Close up of a gundog and their owner
Close up of a gundog and their owner

The last retrieve

Toni Paull from the BASC South West team reflects on a final day picking up with an old friend.

When we think about our dogs, there is one thing that almost everyone will say: “I wish they could live forever.” Unfortunately, just like us, their time on this planet is finite.

There’s an unbreakable bond between us and our dogs, a unique connection that has been built through experiences shared together, mutual trust, and a common goal. From sitting in a gutter on a foreshore, to waiting in the heather on a grouse moor, countless hours can be spent with only our faithful companions by our side. The silent understanding between two species, who cannot speak the same language, is something truly special.

We often forget just how much of our lives are shared with our dogs. We spend hours with them as puppies, acclimatising them to the world, training them for the job we wish them to do. And then there are the many hours out in the field, followed by the retirement days in front of the fire. That’s why, when that inevitable loss happens, it can be so hard to cope with.

When I had the idea of writing this I had just found out my first ever gundog, Kai, had been diagnosed with cancer and the outlook wasn’t good. I wanted to document a final day out picking-up for us both, something to remember forever. Unfortunately, a few weeks short of the start of the season, I lost Kai on a Saturday afternoon at the end of July 2023.

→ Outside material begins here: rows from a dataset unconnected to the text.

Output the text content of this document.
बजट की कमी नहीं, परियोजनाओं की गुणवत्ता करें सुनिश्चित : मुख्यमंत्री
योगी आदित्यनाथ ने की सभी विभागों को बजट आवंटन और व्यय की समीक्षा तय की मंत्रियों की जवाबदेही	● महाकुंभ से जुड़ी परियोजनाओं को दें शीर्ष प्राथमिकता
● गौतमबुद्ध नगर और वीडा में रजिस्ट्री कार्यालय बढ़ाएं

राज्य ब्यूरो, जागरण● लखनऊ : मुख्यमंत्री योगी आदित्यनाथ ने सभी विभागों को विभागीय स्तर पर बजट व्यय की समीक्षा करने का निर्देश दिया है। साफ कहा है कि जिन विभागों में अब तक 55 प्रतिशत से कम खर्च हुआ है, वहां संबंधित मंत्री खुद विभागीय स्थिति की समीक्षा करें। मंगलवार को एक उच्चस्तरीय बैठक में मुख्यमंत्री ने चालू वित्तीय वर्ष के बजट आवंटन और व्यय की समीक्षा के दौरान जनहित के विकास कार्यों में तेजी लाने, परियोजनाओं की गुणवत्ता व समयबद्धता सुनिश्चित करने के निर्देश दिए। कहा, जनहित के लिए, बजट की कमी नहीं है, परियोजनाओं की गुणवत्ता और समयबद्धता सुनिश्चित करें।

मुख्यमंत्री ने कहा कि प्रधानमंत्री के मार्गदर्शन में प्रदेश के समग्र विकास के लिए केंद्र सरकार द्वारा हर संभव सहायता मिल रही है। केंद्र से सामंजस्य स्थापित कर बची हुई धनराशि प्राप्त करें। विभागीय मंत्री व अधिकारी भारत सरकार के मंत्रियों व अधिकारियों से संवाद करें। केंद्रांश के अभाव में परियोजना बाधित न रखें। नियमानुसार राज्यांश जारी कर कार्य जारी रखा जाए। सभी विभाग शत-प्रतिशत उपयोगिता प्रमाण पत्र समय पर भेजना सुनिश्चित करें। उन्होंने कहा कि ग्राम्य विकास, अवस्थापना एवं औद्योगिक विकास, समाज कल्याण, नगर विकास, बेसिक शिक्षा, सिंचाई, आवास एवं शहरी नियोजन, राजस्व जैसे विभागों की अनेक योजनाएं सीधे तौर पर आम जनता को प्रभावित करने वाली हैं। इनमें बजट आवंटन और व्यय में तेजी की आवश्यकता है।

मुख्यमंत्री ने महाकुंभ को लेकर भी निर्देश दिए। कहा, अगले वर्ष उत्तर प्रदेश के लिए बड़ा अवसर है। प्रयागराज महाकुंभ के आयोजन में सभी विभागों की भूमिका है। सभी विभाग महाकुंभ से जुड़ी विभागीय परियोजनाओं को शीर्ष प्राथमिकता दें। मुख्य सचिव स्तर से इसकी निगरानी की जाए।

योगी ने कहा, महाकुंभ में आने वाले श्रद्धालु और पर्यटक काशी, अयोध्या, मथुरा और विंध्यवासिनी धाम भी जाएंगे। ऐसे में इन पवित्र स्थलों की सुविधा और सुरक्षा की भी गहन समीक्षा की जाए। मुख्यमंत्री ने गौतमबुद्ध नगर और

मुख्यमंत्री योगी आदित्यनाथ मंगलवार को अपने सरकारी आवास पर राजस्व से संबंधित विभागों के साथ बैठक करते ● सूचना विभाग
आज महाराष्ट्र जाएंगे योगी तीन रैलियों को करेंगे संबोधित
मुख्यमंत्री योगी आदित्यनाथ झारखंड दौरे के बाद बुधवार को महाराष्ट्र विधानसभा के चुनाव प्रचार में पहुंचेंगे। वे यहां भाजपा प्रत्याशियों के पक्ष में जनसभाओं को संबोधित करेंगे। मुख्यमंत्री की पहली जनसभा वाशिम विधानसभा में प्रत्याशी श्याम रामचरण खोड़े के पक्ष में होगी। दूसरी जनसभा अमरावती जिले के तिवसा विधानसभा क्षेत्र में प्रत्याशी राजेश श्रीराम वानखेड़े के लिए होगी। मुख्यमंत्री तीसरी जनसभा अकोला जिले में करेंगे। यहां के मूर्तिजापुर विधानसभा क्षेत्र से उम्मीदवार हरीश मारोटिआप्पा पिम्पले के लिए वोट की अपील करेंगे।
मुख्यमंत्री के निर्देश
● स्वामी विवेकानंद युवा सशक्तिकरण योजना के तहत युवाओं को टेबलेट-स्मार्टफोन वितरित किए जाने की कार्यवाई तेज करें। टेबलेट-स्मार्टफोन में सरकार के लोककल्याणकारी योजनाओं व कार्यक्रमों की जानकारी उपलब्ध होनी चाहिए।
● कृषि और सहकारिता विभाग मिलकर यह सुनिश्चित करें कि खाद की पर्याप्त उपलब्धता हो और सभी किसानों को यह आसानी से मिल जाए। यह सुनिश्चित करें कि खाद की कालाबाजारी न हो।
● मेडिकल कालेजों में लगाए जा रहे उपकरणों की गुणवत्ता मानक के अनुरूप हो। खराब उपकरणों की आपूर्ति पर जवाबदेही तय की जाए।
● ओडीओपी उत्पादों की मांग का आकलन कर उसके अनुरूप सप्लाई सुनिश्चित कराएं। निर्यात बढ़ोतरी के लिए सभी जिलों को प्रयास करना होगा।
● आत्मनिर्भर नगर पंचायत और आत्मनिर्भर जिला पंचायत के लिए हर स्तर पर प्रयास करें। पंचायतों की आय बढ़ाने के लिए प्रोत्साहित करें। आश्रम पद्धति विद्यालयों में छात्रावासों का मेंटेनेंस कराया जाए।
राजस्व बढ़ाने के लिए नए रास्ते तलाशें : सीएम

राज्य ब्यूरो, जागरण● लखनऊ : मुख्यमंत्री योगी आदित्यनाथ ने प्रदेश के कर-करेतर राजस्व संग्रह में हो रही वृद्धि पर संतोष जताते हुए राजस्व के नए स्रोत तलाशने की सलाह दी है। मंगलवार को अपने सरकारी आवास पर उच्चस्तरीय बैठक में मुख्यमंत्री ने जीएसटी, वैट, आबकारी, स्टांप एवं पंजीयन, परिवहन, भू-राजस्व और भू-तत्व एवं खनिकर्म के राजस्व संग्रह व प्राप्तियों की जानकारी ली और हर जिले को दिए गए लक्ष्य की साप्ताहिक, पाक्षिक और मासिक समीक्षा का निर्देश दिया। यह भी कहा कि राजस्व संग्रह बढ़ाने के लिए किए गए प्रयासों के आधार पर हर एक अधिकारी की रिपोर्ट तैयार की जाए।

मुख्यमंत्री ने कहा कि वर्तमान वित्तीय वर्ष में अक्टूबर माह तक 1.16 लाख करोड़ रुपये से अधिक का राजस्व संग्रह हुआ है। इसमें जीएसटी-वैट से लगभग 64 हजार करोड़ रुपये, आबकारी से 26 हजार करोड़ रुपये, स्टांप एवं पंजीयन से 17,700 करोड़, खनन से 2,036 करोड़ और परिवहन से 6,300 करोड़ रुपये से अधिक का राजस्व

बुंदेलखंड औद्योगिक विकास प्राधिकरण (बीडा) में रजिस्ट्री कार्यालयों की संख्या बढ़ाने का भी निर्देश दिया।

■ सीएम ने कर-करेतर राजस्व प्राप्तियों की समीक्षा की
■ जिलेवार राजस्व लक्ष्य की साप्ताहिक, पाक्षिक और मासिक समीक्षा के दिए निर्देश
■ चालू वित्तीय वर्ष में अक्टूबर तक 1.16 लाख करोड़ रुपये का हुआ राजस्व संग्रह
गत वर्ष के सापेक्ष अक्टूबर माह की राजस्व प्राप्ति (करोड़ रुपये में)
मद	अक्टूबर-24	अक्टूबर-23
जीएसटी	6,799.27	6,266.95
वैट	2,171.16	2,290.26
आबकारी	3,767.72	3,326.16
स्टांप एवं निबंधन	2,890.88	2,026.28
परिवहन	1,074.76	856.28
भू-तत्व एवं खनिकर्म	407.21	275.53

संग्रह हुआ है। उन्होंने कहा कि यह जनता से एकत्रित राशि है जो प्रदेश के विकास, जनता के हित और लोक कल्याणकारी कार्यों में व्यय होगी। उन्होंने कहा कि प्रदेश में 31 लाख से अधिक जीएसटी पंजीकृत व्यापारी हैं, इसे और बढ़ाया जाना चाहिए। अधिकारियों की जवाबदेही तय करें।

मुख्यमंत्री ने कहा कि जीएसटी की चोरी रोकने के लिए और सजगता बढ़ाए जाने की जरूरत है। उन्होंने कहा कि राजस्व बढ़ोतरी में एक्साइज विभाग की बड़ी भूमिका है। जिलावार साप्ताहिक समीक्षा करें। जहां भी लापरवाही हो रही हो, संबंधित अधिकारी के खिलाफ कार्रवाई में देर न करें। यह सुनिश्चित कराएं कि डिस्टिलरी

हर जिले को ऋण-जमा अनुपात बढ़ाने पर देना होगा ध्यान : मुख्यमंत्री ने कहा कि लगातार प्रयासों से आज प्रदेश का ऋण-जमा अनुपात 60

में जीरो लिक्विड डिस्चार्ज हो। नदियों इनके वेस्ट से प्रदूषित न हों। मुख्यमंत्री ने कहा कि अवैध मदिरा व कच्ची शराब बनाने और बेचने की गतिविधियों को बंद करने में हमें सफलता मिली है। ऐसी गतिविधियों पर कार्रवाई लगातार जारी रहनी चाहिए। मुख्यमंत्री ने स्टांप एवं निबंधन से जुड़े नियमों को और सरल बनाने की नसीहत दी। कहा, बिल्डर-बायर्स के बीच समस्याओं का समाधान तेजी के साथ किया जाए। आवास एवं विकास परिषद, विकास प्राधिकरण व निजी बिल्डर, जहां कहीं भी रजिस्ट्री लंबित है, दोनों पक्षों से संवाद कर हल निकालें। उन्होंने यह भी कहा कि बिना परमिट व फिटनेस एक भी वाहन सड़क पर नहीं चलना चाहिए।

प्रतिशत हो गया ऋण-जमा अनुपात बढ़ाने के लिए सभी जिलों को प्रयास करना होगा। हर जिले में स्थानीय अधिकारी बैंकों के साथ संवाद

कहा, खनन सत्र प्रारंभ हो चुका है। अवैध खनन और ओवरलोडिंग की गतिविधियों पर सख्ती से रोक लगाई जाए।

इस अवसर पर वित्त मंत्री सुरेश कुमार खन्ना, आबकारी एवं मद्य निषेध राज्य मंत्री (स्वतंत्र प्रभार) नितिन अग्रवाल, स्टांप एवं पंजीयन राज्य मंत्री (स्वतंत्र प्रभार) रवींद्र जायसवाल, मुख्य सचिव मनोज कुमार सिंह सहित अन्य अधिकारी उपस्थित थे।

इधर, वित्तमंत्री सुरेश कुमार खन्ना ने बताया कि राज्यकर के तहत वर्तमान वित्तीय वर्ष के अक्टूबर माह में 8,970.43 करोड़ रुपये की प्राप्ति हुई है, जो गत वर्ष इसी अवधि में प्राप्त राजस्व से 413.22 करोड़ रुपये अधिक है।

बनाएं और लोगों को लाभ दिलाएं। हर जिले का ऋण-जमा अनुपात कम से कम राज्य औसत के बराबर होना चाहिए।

In fact, it turns out his final day picking up had already happened the season before, in late January 2023, with our local syndicate. He hadn’t been out that season, as he had been recovering from cruciate surgery at 11 years old. But with the go-ahead from his physio, we made it out for two drives together. He picked a fantastic bird in a thick hedge line, something he’d done thousands of times before, but I’ll never forget that last one. It’s bittersweet to look back now, as I never thought it would be our last together.

We often look at the older dogs on a shoot day. They come out for a drive or two and then retreat back to the vehicle for a well-earned snooze and then reappear for a sniff and sausage roll at elevenses or lunch. But have you ever looked at the younger dogs during the day and really taken in just how well they have done and truly appreciated them in that moment? I normally favour the oldies, I think because we recognise our time is more limited with them. And knowing what I do now, we can’t always say when our last day might be.

We’ve all had days where it hasn’t gone to plan, and many times Kai adopted a Gun to be his new owner and sat patiently at their feet for the whole drive while completely ignoring me. We have to learn to look at the positives, even on those days when things don’t go to plan with our canine companions. As many have said before: “A bad day in the field is better than a good day in the office.”

The best part about the bad days are the stories that people will remember for many years to come over a shoot day lunch, or an old photo someone has found. It’s something that brings comfort in the hard times after the loss of a dog. I’ve had countless tales recalled to me about a particular moment or day and how they remember Kai, mischievous or well behaved.

Whether you’ve just finished your first season with your young dog, or have made the decision to either semi or fully retire your older dog, remember that next season is never guaranteed. Even after the bad days, always take a positive, no matter how small it may be, because one day when you look back you’ll find comfort in those memories.